Juan, como Adán, cuenta que también fue detenido por la policía debido a una infracción de tránsito y de ahí fue puesto a disposición del ICE. Aunque su caso fue más tardado: pasó cuatro meses dando tumbos por varias estaciones migratorias de Atlanta y Nuevo México, tratando de apelar su caso con el argumento de que no cometió un delito grave. Pero fue en vano.
“Puedes apelar con abogados, pero la verdad es que pierdes el tiempo –dice tajante-. No hay opción de que puedas ganar. Si peleas, tal vez puedas estar medio año, un año, o dos, pero todo ese tiempo estás encerrado en una cárcel y yo no soy un delincuente. Yo emigré a Estados Unidos para trabajar”.
Mientras habla, Juan, que tiene 56 años y las manos agrietadas de colocar ladrillos, no para de negar con la cabeza. Su deportación es por los próximos diez años y teme que nunca pueda regresar al país donde dejó a su esposa y dos hijas. “Estoy devastado –murmura aguantando las lágrimas-. No sé qué voy a hacer. Trump me rompió la vida”.

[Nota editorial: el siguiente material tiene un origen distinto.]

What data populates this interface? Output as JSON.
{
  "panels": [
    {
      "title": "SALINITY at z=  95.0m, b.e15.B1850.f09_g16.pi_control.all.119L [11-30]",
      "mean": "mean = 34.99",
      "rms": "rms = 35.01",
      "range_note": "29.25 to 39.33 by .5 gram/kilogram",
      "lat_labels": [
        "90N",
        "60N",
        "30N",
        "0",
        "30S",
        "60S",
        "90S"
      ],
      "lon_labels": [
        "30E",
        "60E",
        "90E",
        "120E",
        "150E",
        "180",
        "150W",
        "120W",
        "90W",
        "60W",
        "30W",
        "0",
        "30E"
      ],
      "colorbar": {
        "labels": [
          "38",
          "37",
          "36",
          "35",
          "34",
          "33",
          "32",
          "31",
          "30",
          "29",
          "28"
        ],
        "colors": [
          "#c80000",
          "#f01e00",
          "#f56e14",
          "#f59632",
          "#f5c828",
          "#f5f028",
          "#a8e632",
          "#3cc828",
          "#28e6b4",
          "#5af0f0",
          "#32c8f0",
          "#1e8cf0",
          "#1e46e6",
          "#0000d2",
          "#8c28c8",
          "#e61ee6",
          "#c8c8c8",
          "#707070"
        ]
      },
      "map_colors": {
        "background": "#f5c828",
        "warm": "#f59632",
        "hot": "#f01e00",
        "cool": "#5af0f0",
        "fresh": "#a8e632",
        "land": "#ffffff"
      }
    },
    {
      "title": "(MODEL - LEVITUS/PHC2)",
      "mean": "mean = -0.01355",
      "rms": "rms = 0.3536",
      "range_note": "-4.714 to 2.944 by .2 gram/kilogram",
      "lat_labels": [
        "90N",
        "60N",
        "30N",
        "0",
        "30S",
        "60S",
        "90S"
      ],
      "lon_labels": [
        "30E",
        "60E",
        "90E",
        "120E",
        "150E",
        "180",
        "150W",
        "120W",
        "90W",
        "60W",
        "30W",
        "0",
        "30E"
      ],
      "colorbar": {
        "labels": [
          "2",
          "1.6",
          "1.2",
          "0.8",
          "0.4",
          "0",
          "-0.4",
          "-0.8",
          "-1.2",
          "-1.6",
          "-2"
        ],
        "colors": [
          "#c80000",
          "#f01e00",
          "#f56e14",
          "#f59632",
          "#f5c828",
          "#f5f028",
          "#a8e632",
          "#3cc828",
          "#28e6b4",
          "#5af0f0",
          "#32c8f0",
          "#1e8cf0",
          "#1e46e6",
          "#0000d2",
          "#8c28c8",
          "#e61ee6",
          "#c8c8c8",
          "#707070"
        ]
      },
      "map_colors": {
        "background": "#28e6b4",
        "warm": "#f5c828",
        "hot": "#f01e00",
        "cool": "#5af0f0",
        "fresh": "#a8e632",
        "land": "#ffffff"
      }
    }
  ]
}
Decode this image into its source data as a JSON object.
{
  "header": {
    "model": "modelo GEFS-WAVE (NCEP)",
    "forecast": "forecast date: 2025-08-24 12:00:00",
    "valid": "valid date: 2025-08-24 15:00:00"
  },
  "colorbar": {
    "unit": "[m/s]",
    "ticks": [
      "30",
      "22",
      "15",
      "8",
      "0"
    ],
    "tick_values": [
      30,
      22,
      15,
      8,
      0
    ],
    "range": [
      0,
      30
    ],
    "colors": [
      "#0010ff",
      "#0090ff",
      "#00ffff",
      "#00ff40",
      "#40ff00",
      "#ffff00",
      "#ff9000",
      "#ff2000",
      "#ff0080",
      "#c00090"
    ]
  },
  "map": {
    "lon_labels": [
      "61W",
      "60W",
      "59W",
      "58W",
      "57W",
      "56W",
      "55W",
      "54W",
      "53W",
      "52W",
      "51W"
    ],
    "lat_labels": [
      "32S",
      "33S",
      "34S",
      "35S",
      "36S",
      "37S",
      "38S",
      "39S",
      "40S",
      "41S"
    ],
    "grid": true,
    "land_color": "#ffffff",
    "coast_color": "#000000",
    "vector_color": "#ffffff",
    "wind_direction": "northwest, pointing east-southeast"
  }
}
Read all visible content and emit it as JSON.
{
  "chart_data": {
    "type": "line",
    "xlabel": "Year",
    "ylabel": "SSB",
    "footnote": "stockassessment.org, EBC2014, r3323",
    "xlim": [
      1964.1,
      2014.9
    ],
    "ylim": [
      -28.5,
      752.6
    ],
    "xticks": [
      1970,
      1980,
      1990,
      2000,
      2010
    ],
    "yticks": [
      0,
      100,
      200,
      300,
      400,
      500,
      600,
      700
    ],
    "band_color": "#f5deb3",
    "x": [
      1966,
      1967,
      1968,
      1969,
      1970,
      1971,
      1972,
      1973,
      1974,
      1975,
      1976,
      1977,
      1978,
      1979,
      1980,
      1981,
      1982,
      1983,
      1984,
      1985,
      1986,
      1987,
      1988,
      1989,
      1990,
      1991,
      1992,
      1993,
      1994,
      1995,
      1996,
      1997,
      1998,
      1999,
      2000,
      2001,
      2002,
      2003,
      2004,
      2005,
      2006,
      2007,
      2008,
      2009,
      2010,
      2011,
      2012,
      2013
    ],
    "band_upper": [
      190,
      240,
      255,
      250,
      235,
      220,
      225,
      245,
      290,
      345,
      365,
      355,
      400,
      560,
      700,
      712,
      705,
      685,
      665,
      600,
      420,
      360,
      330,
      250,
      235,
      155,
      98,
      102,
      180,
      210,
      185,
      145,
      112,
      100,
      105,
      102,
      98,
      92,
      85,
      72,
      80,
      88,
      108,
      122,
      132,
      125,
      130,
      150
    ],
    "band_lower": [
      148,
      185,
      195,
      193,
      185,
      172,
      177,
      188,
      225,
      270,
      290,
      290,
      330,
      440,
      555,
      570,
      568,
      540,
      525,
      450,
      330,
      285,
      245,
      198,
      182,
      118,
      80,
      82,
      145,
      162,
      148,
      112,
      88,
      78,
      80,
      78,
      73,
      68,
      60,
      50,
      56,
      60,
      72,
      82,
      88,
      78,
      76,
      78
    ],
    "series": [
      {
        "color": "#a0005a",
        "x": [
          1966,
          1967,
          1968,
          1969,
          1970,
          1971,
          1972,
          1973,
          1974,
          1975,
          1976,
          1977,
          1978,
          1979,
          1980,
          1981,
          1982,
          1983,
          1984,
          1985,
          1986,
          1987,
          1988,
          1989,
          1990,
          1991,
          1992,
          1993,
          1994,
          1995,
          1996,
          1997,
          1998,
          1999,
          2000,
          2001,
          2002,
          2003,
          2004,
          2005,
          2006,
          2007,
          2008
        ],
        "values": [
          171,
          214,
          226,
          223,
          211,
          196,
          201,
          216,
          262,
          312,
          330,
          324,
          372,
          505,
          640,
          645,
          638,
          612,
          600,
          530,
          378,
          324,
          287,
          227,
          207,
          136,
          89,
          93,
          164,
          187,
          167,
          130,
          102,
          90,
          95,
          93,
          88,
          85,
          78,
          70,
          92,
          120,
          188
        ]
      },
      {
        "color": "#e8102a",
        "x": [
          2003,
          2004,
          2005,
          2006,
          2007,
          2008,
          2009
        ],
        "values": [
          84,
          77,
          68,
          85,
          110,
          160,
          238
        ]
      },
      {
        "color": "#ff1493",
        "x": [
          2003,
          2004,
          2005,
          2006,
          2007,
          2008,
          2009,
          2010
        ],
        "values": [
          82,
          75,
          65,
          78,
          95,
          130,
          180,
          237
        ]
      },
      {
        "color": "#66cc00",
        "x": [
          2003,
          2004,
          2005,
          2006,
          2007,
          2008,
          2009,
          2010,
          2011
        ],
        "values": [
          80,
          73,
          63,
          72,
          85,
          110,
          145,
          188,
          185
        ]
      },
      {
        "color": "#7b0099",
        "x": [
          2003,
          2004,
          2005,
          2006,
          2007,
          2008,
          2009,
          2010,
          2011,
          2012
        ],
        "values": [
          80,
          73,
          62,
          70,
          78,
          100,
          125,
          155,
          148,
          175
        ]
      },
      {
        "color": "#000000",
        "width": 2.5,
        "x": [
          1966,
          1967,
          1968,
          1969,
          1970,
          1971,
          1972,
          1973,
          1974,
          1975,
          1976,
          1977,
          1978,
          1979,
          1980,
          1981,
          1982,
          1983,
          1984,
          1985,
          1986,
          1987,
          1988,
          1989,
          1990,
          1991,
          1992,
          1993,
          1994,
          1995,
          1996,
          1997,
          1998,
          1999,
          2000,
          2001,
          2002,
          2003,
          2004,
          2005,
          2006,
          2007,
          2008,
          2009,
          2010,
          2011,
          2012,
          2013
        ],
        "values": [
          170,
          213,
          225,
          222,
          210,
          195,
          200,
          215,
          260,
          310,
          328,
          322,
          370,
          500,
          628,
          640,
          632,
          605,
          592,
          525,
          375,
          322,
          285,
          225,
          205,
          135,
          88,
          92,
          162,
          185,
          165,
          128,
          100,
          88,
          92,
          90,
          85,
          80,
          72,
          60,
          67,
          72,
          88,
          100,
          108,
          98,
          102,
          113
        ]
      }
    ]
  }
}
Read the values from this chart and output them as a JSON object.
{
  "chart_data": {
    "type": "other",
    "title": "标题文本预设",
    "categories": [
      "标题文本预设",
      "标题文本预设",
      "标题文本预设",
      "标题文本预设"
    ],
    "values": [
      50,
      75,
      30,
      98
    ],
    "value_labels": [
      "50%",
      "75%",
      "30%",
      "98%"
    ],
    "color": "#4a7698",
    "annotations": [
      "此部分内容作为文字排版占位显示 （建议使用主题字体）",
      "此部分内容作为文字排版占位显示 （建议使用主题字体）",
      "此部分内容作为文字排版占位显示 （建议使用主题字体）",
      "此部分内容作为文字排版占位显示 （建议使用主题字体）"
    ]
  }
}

“Deportado, pero no derrotado”
La activista Ana Laura López también conoce en primera persona la experiencia traumática de la deportación. Tras 16 años de vivir sin documentos en Chicago, Illinois, cuenta que tomó una “decisión radical”: salir de Estados Unidos, pedir perdón legal y tratar de volver a entrar, pero, esta vez, con su situación migratoria en regla.
Sin embargo, las cosas no salieron como ella pensaba. Justo antes de traspasar la puerta del avión, dos agentes del ICE la detuvieron para, con el boleto que ella misma había comprado, deportarla y prohibirle la entrada durante los próximos 20 años.
En México, el reinicio fue duro. Las primeras semanas, incluso, decidió vivir en un hotel para alejarse del mundo.
“Mucha gente aquí pensaba que yo tenía los papeles en Estados Unidos. Y sí, lo reconozco, me daba vergüenza decir que era deportada”, explica.
El primer paso para ella fue encontrar trabajo. Desde Arise Chicago, una organización civil donde adquirió conocimientos como activista defensora de los derechos de los migrantes, le recomendaron que fuera a la Secretaría del Trabajo de la Ciudad de México para tramitar el seguro de desempleo y la inscripción en la bolsa de trabajo.
Lo hace, y a los pocos días, la llaman para que asista a una entrega simbólica del seguro, en un evento al que también asisten muchos mexicanos deportados y retornados.
En ese evento nace la semilla de lo que hoy es el colectivo ‘Deportados Unidos en la Lucha’, que tomó por bandera el mensaje que rezan las playeras que ellos mismos producen en un taller y que venden para recaudar fondos y continuar con la ayuda: “Deportado, pero no derrotado”. Un lema, explica Ana Laura, que tiene mucho que ver con dos de los temas que más trabajan en el colectivo, que son recuperar la autoestima de la persona, por un lado, y el combate contra los estigmas, por otro.
“En Estados Unidos, si trabajas en la construcción, por ejemplo, además de ser un empleo bien remunerado, también goza de un buen estatus social. En cambio, en México, no tienes un buen sueldo, ni tampoco esa condición social. Y esto genera un problema emocional terrible, que es la autoestima baja”, plantea la activista, que sobre este punto señala que formar parte del colectivo también sirve a muchos migrantes como terapia grupal.